We do a pretty good job of storing the file data compactly on disk, but we should do a better job of storing metadata compactly too. Here are some ways we could do that, in ascending order of invasiveness / controversiality:
Compact heights
Heights are stored on disk as arrays of four-byte integers. As
almost all entries in these arrays are small numbers, a
variable-length representation would be a win, especially if it
preserves the property of being able to use memcmp to
compare them. I am 90% sure that a concatenated sequence of
integers in the SQLite variable-length integer representation has
this property. A sequence of ULEB128 integers does not, because
ULEB128 encoded values are little-endian. This change can be
totally invisible outside rev_height.*.
Put heights in the revisions table
I'm not sure whether this is a good idea. There is exactly one
height for every revision, so storing all the heights in the
revisions table would be a correct thing, and would probably take
less space on disk. However, there are situations where we have to
throw away all the heights and rebuild them (notably, with PartialPull, horizon moves). It may be more
efficient to keep them in a separate table so we can do
DELETE FROM heights; <rebuild> rather than
UPDATE revisions SET height=NULL; <rebuild>.
Also, not every revision lookup needs to see the height, so we may
get better disk cache behavior from keeping the heights on the
side. This change would be invisible outside
database.cc.
Use revision rowids in the revision_ancestry table
The revision_ancestry table's schema currently reads like so:
CREATE TABLE revision_ancestry
(
parent not null, -- joins with revisions.id
child not null, -- joins with revisions.id
unique(parent, child)
);
where parent and child are both SHA1 values
stored as binary strings, joining (as it says) with the "id" field
of the revisions table. We could instead turn them into
INTEGERs and have them join with sqlite's internal
ROWIDs. This change could be confined to database.cc
at the price of having to join this table against
revisions on every access, or else we could make a
globally-pervasive change that ceases to use the SHA1 binary
strings as cookies for revisions internally (using the
ROWIDs instead).
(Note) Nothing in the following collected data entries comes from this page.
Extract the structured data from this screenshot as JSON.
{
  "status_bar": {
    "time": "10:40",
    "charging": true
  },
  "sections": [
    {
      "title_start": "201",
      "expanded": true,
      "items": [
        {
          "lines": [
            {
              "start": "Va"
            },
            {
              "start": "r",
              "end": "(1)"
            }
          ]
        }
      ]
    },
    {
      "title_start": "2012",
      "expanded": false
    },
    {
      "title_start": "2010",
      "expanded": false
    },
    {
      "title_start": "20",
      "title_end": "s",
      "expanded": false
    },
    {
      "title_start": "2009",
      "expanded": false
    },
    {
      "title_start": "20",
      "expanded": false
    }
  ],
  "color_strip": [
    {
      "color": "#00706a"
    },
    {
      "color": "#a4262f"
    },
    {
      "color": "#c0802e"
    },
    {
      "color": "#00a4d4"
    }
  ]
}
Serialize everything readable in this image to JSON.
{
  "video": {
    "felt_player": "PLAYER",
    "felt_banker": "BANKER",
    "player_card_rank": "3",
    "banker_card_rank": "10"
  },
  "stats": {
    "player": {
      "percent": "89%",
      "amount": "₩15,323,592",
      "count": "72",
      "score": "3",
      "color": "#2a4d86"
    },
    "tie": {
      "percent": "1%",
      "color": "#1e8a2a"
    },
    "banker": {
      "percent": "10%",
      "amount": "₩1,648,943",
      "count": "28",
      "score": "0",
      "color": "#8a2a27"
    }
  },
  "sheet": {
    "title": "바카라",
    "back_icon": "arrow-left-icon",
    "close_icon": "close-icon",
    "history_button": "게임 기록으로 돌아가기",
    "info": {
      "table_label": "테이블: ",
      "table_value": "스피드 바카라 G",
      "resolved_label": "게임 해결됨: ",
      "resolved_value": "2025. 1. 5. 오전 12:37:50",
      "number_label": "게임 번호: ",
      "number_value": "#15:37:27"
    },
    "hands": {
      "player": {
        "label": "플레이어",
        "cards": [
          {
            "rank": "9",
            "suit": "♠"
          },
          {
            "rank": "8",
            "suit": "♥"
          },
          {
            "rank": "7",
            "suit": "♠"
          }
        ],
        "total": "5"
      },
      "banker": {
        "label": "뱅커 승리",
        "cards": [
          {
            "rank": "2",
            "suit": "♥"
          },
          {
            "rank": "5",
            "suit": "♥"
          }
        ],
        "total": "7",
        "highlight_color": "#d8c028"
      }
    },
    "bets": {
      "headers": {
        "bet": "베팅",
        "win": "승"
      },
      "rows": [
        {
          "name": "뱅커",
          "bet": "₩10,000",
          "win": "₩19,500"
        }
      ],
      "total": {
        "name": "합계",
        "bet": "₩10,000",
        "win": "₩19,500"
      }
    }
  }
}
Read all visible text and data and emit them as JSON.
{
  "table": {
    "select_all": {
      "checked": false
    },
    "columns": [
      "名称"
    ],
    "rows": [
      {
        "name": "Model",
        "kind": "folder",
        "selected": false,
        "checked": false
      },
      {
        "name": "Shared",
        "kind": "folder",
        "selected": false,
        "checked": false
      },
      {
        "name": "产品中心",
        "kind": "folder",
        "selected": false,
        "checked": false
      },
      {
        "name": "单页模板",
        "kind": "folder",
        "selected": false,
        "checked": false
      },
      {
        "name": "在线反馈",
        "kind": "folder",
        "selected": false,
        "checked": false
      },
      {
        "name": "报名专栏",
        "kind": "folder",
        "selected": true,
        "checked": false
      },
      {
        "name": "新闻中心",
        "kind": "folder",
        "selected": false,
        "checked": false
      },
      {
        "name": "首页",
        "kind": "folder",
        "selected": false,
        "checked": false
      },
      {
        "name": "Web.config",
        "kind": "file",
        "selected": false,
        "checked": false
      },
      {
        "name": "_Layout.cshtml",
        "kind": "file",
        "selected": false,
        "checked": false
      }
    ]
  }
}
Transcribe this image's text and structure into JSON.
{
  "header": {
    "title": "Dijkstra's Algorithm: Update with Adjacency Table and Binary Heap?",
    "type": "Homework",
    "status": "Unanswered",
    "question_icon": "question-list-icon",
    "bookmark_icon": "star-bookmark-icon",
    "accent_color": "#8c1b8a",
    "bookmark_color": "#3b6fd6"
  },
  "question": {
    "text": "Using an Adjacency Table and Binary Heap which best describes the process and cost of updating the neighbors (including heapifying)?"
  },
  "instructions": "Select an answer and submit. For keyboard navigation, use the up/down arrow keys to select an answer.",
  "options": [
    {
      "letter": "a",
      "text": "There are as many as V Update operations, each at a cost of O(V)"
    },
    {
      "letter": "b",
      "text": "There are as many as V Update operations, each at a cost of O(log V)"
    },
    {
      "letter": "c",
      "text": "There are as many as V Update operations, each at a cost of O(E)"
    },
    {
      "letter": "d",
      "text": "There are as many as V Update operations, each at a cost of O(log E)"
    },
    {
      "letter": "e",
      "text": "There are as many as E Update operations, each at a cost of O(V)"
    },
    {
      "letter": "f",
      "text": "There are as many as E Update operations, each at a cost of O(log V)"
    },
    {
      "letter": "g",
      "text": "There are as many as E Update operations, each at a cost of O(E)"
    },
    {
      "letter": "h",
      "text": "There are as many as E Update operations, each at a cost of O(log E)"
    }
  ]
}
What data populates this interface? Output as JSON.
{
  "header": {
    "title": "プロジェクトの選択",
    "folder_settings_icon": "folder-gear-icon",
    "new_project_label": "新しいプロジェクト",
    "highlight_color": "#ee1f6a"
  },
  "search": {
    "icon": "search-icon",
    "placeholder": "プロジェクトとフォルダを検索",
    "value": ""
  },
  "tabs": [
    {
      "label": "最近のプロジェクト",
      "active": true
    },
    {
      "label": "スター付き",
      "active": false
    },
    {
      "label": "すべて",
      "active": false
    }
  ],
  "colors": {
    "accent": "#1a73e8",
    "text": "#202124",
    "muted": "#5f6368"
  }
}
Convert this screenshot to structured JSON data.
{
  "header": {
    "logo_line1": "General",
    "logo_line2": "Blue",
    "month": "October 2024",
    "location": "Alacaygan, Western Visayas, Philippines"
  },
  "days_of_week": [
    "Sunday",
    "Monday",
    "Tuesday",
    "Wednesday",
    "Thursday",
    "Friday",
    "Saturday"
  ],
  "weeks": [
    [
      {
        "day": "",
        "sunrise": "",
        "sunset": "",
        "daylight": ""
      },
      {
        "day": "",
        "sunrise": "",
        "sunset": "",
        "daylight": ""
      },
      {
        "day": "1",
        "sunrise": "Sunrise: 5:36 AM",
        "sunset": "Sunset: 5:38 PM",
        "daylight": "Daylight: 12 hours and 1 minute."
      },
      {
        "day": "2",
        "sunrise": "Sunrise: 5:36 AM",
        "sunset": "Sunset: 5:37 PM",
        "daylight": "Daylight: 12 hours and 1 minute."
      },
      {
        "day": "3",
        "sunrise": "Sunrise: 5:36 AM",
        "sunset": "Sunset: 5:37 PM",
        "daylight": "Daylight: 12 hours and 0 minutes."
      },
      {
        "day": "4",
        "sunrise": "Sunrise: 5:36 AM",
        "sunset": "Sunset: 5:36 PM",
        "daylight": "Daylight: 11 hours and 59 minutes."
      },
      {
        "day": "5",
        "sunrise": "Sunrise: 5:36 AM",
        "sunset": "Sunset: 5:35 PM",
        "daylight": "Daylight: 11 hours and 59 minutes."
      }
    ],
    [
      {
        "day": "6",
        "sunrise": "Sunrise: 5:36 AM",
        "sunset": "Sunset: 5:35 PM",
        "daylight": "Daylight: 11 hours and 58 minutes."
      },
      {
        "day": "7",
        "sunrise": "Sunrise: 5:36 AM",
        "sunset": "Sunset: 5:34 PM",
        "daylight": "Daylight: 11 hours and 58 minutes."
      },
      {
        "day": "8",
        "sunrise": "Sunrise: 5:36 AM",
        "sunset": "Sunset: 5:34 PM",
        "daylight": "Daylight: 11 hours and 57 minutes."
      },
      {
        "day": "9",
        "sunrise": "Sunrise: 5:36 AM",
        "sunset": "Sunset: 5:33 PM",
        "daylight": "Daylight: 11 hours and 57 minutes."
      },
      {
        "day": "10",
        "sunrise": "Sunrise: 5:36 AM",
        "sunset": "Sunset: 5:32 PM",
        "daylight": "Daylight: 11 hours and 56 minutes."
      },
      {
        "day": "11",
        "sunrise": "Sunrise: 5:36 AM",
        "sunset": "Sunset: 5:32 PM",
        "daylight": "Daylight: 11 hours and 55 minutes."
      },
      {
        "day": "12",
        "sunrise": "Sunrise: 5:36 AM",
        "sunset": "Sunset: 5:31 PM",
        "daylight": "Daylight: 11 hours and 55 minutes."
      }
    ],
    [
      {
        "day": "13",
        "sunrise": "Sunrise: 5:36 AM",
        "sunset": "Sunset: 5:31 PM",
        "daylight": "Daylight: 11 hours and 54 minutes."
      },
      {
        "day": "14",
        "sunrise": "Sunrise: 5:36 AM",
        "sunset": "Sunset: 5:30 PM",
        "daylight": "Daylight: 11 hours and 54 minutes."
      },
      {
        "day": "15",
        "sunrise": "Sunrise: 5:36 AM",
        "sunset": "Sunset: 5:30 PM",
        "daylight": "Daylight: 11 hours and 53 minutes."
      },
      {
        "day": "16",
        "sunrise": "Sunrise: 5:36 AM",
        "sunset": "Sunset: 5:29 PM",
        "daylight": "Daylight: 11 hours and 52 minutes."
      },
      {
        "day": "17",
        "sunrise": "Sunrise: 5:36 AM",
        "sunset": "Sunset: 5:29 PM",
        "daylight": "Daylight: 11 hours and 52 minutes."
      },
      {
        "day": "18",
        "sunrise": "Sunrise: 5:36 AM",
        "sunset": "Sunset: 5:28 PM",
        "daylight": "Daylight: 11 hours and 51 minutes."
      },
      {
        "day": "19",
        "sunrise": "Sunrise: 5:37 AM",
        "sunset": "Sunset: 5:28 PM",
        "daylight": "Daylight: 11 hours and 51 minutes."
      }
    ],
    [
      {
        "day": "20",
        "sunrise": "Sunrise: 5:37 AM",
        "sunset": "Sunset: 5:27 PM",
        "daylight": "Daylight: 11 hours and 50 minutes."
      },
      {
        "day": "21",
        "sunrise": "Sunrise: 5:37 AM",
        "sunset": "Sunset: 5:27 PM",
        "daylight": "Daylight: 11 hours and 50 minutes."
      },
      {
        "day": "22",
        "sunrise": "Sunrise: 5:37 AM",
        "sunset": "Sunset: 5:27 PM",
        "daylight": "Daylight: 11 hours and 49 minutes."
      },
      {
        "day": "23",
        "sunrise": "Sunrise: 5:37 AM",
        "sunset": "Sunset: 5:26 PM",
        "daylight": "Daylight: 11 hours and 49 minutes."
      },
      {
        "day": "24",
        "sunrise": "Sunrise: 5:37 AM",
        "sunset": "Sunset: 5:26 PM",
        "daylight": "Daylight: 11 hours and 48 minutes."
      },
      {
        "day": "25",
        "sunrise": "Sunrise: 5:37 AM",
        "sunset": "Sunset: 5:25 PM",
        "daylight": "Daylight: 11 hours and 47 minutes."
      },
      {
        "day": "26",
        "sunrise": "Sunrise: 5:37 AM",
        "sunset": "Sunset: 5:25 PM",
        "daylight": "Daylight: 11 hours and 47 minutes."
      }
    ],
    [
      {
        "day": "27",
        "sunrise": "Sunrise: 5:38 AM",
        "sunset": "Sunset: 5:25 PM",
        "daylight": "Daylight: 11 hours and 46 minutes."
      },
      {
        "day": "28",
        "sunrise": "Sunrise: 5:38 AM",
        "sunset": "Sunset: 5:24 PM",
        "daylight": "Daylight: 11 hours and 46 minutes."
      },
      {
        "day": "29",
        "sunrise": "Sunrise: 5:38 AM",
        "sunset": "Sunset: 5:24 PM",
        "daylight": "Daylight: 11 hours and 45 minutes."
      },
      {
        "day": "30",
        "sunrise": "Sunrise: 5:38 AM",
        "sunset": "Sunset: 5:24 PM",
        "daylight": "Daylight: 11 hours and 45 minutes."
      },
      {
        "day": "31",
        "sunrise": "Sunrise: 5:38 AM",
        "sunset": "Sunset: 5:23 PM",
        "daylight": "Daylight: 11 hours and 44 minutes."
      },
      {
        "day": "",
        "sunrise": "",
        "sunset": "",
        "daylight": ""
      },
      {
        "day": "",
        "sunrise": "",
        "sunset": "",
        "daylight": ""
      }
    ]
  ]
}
This would make more sense if we also
...
Use revision rowids in other tables that join with revisions.id
This concept can also be applied to the tables
heights, rosters,
roster_deltas, and revision_certs. Note
that the IDs stored in rosters.id and
roster_deltas.id are actually the associated
revision hashes.
Use rowids for all foreign keys
Other columns that are joined-with (at least notionally; we
don't use sql joins much) and contain SHA1s are
files.id/file_deltas.id
(file_deltas.base) and public_keys.id
(revision_certs.keypair).
Put all the SHA1s in a lookaside table
At present just about every SHA1 value we have is stored at
least twice, once as the actual hash of some blob, and one or more
times as a pointer in some other data structure. We could put them
all in a lookaside table, and use the ROWID in that
table everywhere they appear now. We could then turn all the fields
that point into that table into INTEGER PRIMARY KEYs
and have SQLite collapse them into the ROWID. (This is
basically an extra fillip on "Use rowids for all foreign keys"
above.)
More radical changes
Compact revision/roster format
Define a new on-disk format for revisions/rosters which is not textual and can be stored/queried more efficiently?
Experiment with other compression algorithms
bzip2, p7zip, lzma...